へび爺は着せてやることができてよかったと泣いて喜んでいた。

 着つけたひき丸が、後ろのわらびへ振り向いた。


「この衣の色、少し渋いか?」

「ううん、秋らしい温かみのある色でいいと思う。柿みたいな色だね」


 ただでさえ生気の乏しさが顔色に出る幼子なのだ。衣ぐらいは元気な色でいいじゃないか。

 わらびが仕上げにと、衣の余り布で作った眼帯で潰れた左目を覆ってやった。

 幼子の見てくれはかなりよくなったと思う。


「ゆき、よかったね」


 話しかけられても、ゆきはつゆほども表情を変えなかった。それどころか、身体と髪を触られても、衣も着せられても、なされるがままなのだ。口にする言葉は「じい」だけである。そして今は、その「じい」からもらった柿を食っていた。

 少し疲れ顔のひき丸が板敷に座り込む。


「はぁ、柿色の子どもが柿食ってるなあ。ゆきは柿の子だな、うん」

「食べているということは、きっとおいしいんだよね」


 美味しそうな顔をしていないが、幼子の口はもぐもぐもぐ、と動き続けている。


「……おいしい?」


 食べ物を取られると思ったのか、幼子は食べかけの柿を背中へ回した。


「わらびは取らないよ。食べてもお腹は減るし、味もわからないもの」


 いとけない目がわらびを見上げたと思うと、ゆきは身体を反対側に向けて、こそこそとまた柿を食べた。

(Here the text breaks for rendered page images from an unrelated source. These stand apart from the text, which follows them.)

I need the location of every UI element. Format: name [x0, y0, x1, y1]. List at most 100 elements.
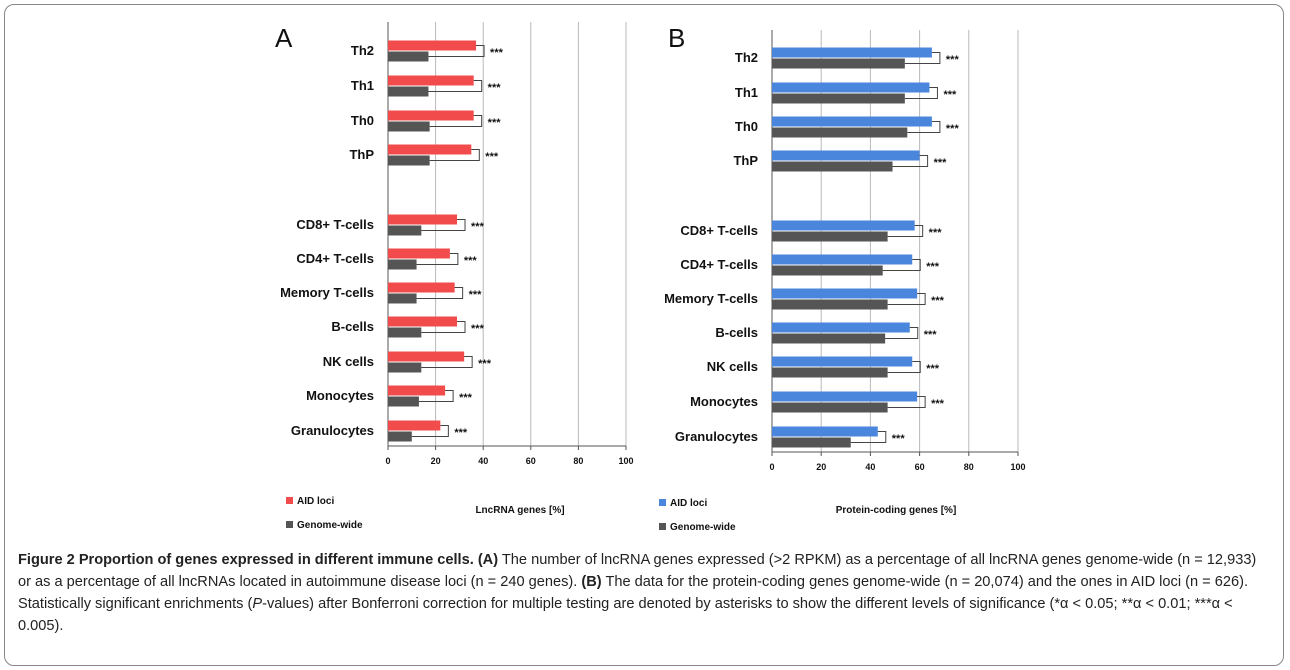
- panel-a-bar-genome-wide: [388, 121, 430, 132]
- caption-b-label: (B): [581, 574, 602, 590]
- panel-a-significance-bracket: [429, 115, 483, 127]
- panel-b-category-label: NK cells: [707, 359, 758, 374]
- panel-b-legend-label-genome-wide: Genome-wide: [670, 522, 736, 533]
- panel-b-significance-label: ***: [929, 227, 943, 239]
- panel-b-category-label: CD4+ T-cells: [680, 257, 758, 272]
- panel-b-x-tick-label: 60: [915, 462, 925, 472]
- panel-b-significance-label: ***: [892, 433, 906, 445]
- panel-a-bar-genome-wide: [388, 86, 429, 97]
- panel-b-x-tick-label: 0: [769, 462, 774, 472]
- panel-b-legend-label-aid-loci: AID loci: [670, 498, 707, 509]
- panel-b-significance-label: ***: [926, 363, 940, 375]
- panel-a-significance-bracket: [429, 149, 480, 161]
- panel-b-x-tick-label: 100: [1010, 462, 1025, 472]
- caption-a-label: (A): [477, 552, 499, 568]
- panel-a-bar-genome-wide: [388, 327, 422, 338]
- panel-a-bar-aid-loci: [388, 316, 458, 327]
- panel-a-category-label: Th0: [351, 113, 374, 128]
- panel-a-bar-genome-wide: [388, 155, 430, 166]
- panel-a-bar-genome-wide: [388, 225, 422, 236]
- caption-b-text-2: -values) after Bonferroni correction for…: [18, 596, 1233, 634]
- panel-a-x-axis-label: LncRNA genes [%]: [475, 505, 564, 516]
- panel-b-significance-label: ***: [946, 54, 960, 66]
- panel-b-significance-bracket: [892, 155, 929, 167]
- panel-a-category-label: ThP: [349, 147, 374, 162]
- panel-b-category-label: ThP: [733, 153, 758, 168]
- panel-a-significance-label: ***: [488, 117, 502, 129]
- panel-a-significance-bracket: [421, 321, 466, 333]
- panel-b-bar-genome-wide: [772, 299, 888, 310]
- panel-b-bar-genome-wide: [772, 58, 905, 69]
- panel-a-bar-aid-loci: [388, 248, 450, 259]
- panel-a-category-label: B-cells: [331, 319, 374, 334]
- panel-a-bar-aid-loci: [388, 385, 446, 396]
- panel-b-significance-bracket: [904, 52, 941, 64]
- panel-a-category-label: Memory T-cells: [280, 285, 374, 300]
- panel-b-bar-genome-wide: [772, 367, 888, 378]
- panel-a-category-label: NK cells: [323, 354, 374, 369]
- panel-b-category-label: Granulocytes: [675, 429, 758, 444]
- panel-a-bar-genome-wide: [388, 293, 417, 304]
- panel-a-category-label: CD8+ T-cells: [296, 217, 374, 232]
- panel-b-category-label: Monocytes: [690, 394, 758, 409]
- panel-b-bar-aid-loci: [772, 356, 913, 367]
- panel-b-significance-label: ***: [943, 89, 957, 101]
- panel-b-significance-label: ***: [931, 295, 945, 307]
- panel-a-legend-label-genome-wide: Genome-wide: [297, 520, 363, 531]
- panel-a-bar-aid-loci: [388, 214, 458, 225]
- panel-a-legend-swatch-genome-wide: [286, 521, 293, 528]
- panel-a-bar-aid-loci: [388, 420, 441, 431]
- panel-b-bar-aid-loci: [772, 82, 930, 93]
- panel-a-legend-swatch-aid-loci: [286, 497, 293, 504]
- panel-b-significance-label: ***: [934, 157, 948, 169]
- panel-a-x-tick-label: 80: [573, 456, 583, 466]
- caption-title: Figure 2 Proportion of genes expressed i…: [18, 552, 474, 568]
- panel-a-significance-label: ***: [464, 255, 478, 267]
- caption-a-text: The number of lncRNA genes expressed (>2…: [18, 552, 1257, 590]
- panel-a-bar-aid-loci: [388, 144, 472, 155]
- panel-a-x-tick-label: 40: [478, 456, 488, 466]
- panel-a-significance-label: ***: [478, 358, 492, 370]
- panel-b-bar-genome-wide: [772, 231, 888, 242]
- panel-a-bar-genome-wide: [388, 51, 429, 62]
- panel-a-letter: A: [275, 23, 293, 53]
- panel-b-significance-bracket: [887, 225, 924, 237]
- panel-b-bar-genome-wide: [772, 93, 905, 104]
- caption-b-text-italic: P: [252, 596, 263, 612]
- panel-a-significance-label: ***: [454, 427, 468, 439]
- panel-a-x-tick-label: 60: [526, 456, 536, 466]
- panel-b-bar-genome-wide: [772, 333, 886, 344]
- panel-b-significance-bracket: [885, 327, 919, 339]
- panel-b-letter: B: [668, 23, 685, 53]
- panel-b-bar-aid-loci: [772, 47, 932, 58]
- panel-b-category-label: B-cells: [715, 325, 758, 340]
- panel-b-significance-label: ***: [926, 261, 940, 273]
- panel-b-bar-aid-loci: [772, 288, 918, 299]
- panel-b-significance-bracket: [850, 431, 887, 443]
- caption-b-text-1: The data for the protein-coding genes ge…: [18, 574, 1248, 612]
- panel-b-significance-label: ***: [924, 329, 938, 341]
- panel-a-significance-label: ***: [469, 289, 483, 301]
- panel-b-significance-bracket: [887, 361, 921, 373]
- panel-b-significance-bracket: [887, 293, 926, 305]
- panel-b-significance-label: ***: [931, 398, 945, 410]
- panel-a-x-tick-label: 100: [618, 456, 633, 466]
- panel-b-x-axis-label: Protein-coding genes [%]: [836, 505, 957, 516]
- panel-a-bar-aid-loci: [388, 40, 477, 51]
- panel-a-bar-genome-wide: [388, 259, 417, 270]
- panel-a-bar-genome-wide: [388, 396, 419, 407]
- panel-b-category-label: Th1: [735, 85, 758, 100]
- panel-b-category-label: Th0: [735, 119, 758, 134]
- panel-a-significance-bracket: [428, 80, 483, 92]
- panel-a-x-tick-label: 0: [385, 456, 390, 466]
- panel-a-bar-aid-loci: [388, 110, 474, 121]
- panel-a-significance-bracket: [411, 425, 449, 437]
- panel-a-significance-bracket: [418, 390, 454, 402]
- panel-a-significance-bracket: [421, 219, 466, 231]
- panel-b-significance-bracket: [907, 121, 941, 133]
- panel-a-significance-bracket: [428, 45, 485, 57]
- panel-a-significance-bracket: [416, 287, 464, 299]
- panel-b-significance-bracket: [887, 396, 926, 408]
- panel-b-legend-swatch-genome-wide: [659, 523, 666, 530]
- panel-b-bar-aid-loci: [772, 322, 910, 333]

 そこへふらっと外に出かけていた「じい」こと「へび爺」が帰ってきた。ここは橘宮の邸の一角にあるへび爺の住む家なのである。


「ほれ、ほれ」


 へび爺は背負った籠から柿を取り出すや、ぽいぽいとひき丸とわらびの手の中に落としていく。

 ひき丸は少し呆れた顔になる。


「へび爺、また柿を取ってきたのかよ」

「あちらではたんとできるでのう。取らねばもったいないわい。宮様も承知なされていることよ」

「あちらって?」


 つやつやした実から目を離したわらびが尋ねると、へび爺は寄ってきたゆきを己の胡坐の上に乗せながら、


「ゆきのいた例の邸さね」


 と、だけ答えた。

 

「榊宮様の邸だったところか」


 ひき丸は考え込む表情をしつつ、がりっと柿を齧る。甘くてうまいな、と感想を述べた。

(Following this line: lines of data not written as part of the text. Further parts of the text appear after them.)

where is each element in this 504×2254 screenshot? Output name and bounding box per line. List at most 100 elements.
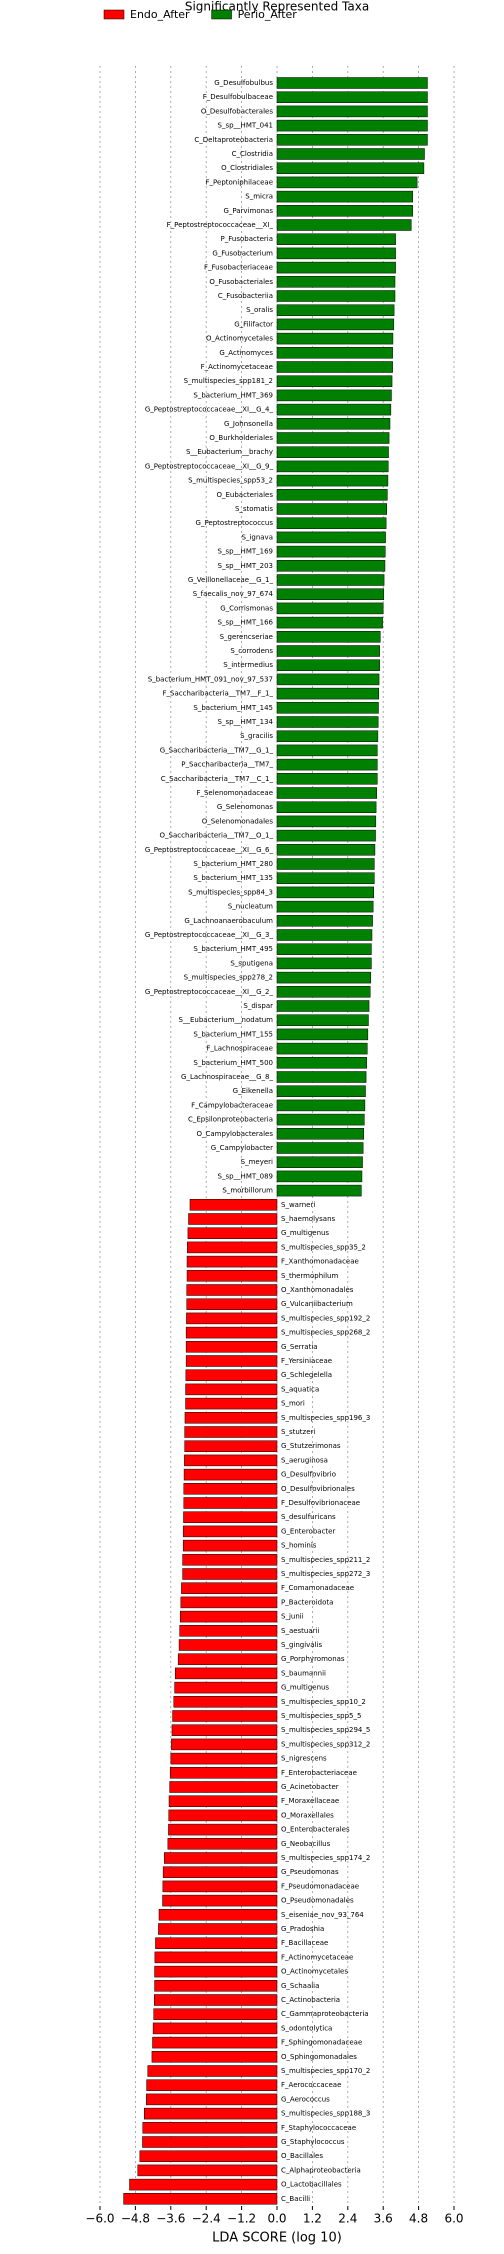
- bar: [142, 2122, 278, 2134]
- category-label: S_aeruginosa: [281, 1456, 328, 1464]
- bar: [187, 1241, 278, 1254]
- bar: [276, 531, 386, 544]
- bar: [276, 673, 380, 686]
- bar: [276, 900, 374, 913]
- bar: [169, 1767, 278, 1779]
- category-label: S_intermedius: [223, 661, 273, 669]
- category-label: G_Fusobacterium: [212, 249, 273, 257]
- category-label: G_Porphyromonas: [281, 1655, 345, 1663]
- bar: [151, 2051, 278, 2063]
- category-label: S__Eubacterium__brachy: [186, 448, 273, 456]
- category-label: G_Saccharibacteria__TM7__G_1_: [160, 746, 274, 754]
- category-label: C_Fusobacteriia: [218, 292, 273, 300]
- category-label: G_Pseudomonas: [281, 1868, 339, 1876]
- bar: [171, 1724, 278, 1736]
- category-label: G_Peptostreptococcaceae__XI__G_2_: [145, 988, 274, 996]
- category-label: S_faecalis_nov_97_674: [193, 590, 274, 598]
- bar: [147, 2065, 278, 2077]
- bar: [154, 1951, 278, 1964]
- category-label: G_Lachnospiraceae__G_8_: [181, 1073, 273, 1081]
- category-label: S_aestuarii: [281, 1627, 319, 1635]
- category-label: S_multispecies_spp174_2: [281, 1854, 370, 1862]
- category-label: S_gerencseriae: [220, 633, 273, 641]
- category-label: S_haemolysans: [281, 1215, 336, 1223]
- bar: [276, 460, 389, 473]
- bar: [168, 1823, 278, 1836]
- category-label: P_Fusobacteria: [221, 235, 273, 243]
- bar: [276, 773, 378, 785]
- category-label: S_multispecies_spp35_2: [281, 1243, 366, 1251]
- category-label: S_oralis: [246, 306, 273, 314]
- bar: [276, 1099, 366, 1112]
- bar: [276, 986, 371, 998]
- category-label: G_Filifactor: [234, 320, 273, 328]
- category-label: G_Aerococcus: [281, 2095, 330, 2103]
- bar: [276, 318, 395, 331]
- bar: [276, 162, 425, 174]
- bar: [276, 105, 428, 118]
- bar: [276, 829, 376, 842]
- legend-swatch: [211, 9, 232, 20]
- bar: [276, 91, 428, 103]
- category-label: G_Peptostreptococcus: [196, 519, 274, 527]
- bar: [162, 1894, 278, 1907]
- bar: [276, 929, 373, 941]
- category-label: S_bacterium_HMT_091_nov_97_537: [148, 675, 273, 683]
- bar: [276, 489, 388, 501]
- x-axis-label: LDA SCORE (log 10): [212, 2231, 342, 2246]
- category-label: G_multigenus: [281, 1229, 329, 1237]
- category-label: F_Selenomonadaceae: [196, 789, 273, 797]
- category-label: S_multispecies_spp53_2: [188, 477, 273, 485]
- category-label: S_odontolytica: [281, 2024, 332, 2032]
- bar: [276, 134, 428, 146]
- bar: [276, 886, 375, 899]
- category-label: C_Clostridia: [232, 150, 273, 158]
- category-label: C_Deltaproteobacteria: [194, 136, 273, 144]
- bar: [185, 1341, 278, 1353]
- x-tick-label: 0.0: [267, 2212, 286, 2226]
- bar: [187, 1227, 278, 1239]
- category-label: O_Campylobacterales: [196, 1130, 273, 1138]
- category-label: C_Alphaproteobacteria: [281, 2166, 361, 2174]
- category-label: S_nucleatum: [228, 903, 273, 911]
- category-label: S_bacterium_HMT_280: [193, 860, 273, 868]
- bar: [276, 276, 396, 288]
- category-label: G_Stutzerimonas: [281, 1442, 341, 1450]
- category-label: S_bacterium_HMT_155: [193, 1030, 273, 1038]
- bar: [276, 332, 394, 345]
- category-label: G_Selenomonas: [217, 803, 273, 811]
- category-label: O_Desulfovibrionales: [281, 1485, 355, 1493]
- category-label: S_multispecies_spp5_5: [281, 1712, 361, 1720]
- category-label: S_multispecies_spp170_2: [281, 2067, 370, 2075]
- category-label: S_sp__HMT_089: [218, 1172, 273, 1180]
- category-label: S_hominis: [281, 1542, 317, 1550]
- bar: [186, 1284, 278, 1296]
- category-label: F_Peptoniphilaceae: [206, 178, 273, 186]
- bar: [186, 1255, 278, 1268]
- bar: [172, 1710, 278, 1722]
- category-label: O_Moraxellales: [281, 1811, 334, 1819]
- bar: [186, 1312, 278, 1325]
- category-label: S_multispecies_spp312_2: [281, 1740, 370, 1748]
- bar: [170, 1752, 278, 1765]
- bar: [276, 446, 389, 458]
- category-label: S_multispecies_spp211_2: [281, 1556, 370, 1564]
- bar: [177, 1653, 278, 1665]
- category-label: G_Acinetobacter: [281, 1783, 339, 1791]
- bar: [276, 588, 385, 600]
- bar: [276, 744, 378, 757]
- category-label: G_Corrismonas: [220, 604, 273, 612]
- category-label: S_multispecies_spp268_2: [281, 1329, 370, 1337]
- category-label: F_Desulfobulbaceae: [203, 93, 273, 101]
- bar: [184, 1426, 278, 1438]
- category-label: S_sp__HMT_041: [218, 122, 273, 130]
- bar: [179, 1625, 278, 1637]
- bar: [276, 77, 428, 89]
- bar: [129, 2178, 278, 2191]
- bar: [276, 261, 396, 274]
- bar: [154, 1980, 278, 1992]
- bar: [276, 815, 377, 828]
- category-label: F_Actinomycetaceae: [281, 1953, 353, 1961]
- category-label: P_Saccharibacteria__TM7_: [181, 761, 273, 769]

「そういや、そこにいた女君はどんなひとだったのだろうなあ。宮様が今も気にしているらしいぜ。へび爺、他に覚えていることはないか?」


 橘宮の父、榊宮に最期まで侍った女。子を為したはずなのに、榊宮の死後に消えた女。橘宮は、狂ヒとなった父の経緯を知りたくて、かの女を探している。

 そして、ゆき。その女君は、ゆきの母かもしれない。

 うーん、とわらびは呻いた。考えすぎて頭がこんがらがってきたのである。柿を右手で掴んだまま大の字で寝転がる。


「たしか……柿の君」


 ふと何かを思い出したのか、へび爺は白い髭のある顎をゆるゆると撫でた。


「あそこにいた家人はみな、女君を『柿の君』と呼んでいたよ……」


 わらびはそれを聞いて、がばっと起き上がった。


「柿の君?」

「噂話をするにも、名が必要さね」


 老人は言う。

 柿の子こと、ゆきは、柿の種までばりばりと食うや、手をばたばたとさせた。目はわらびの手にある柿を見つめている。


「あげる」


 わらびが柿を差し出すと、ゆきは手にとり、また齧りはじめた。老人は目を細めてわらびに笑いかける。


「優しい子さね。ほれ、そこからふたつばかりまた持っていきなさい」

「わらびはいいよ」


 わらびは水精すいしょうでないとだめなのだ。食べても腹の足しにならないし、味もしない。

少女が断れば、へび爺が悲しげな顔をする。

 ひき丸も「もらっておけばいいさ」という言葉も手伝って、ついひとつだけ受け取ってしまったのだった。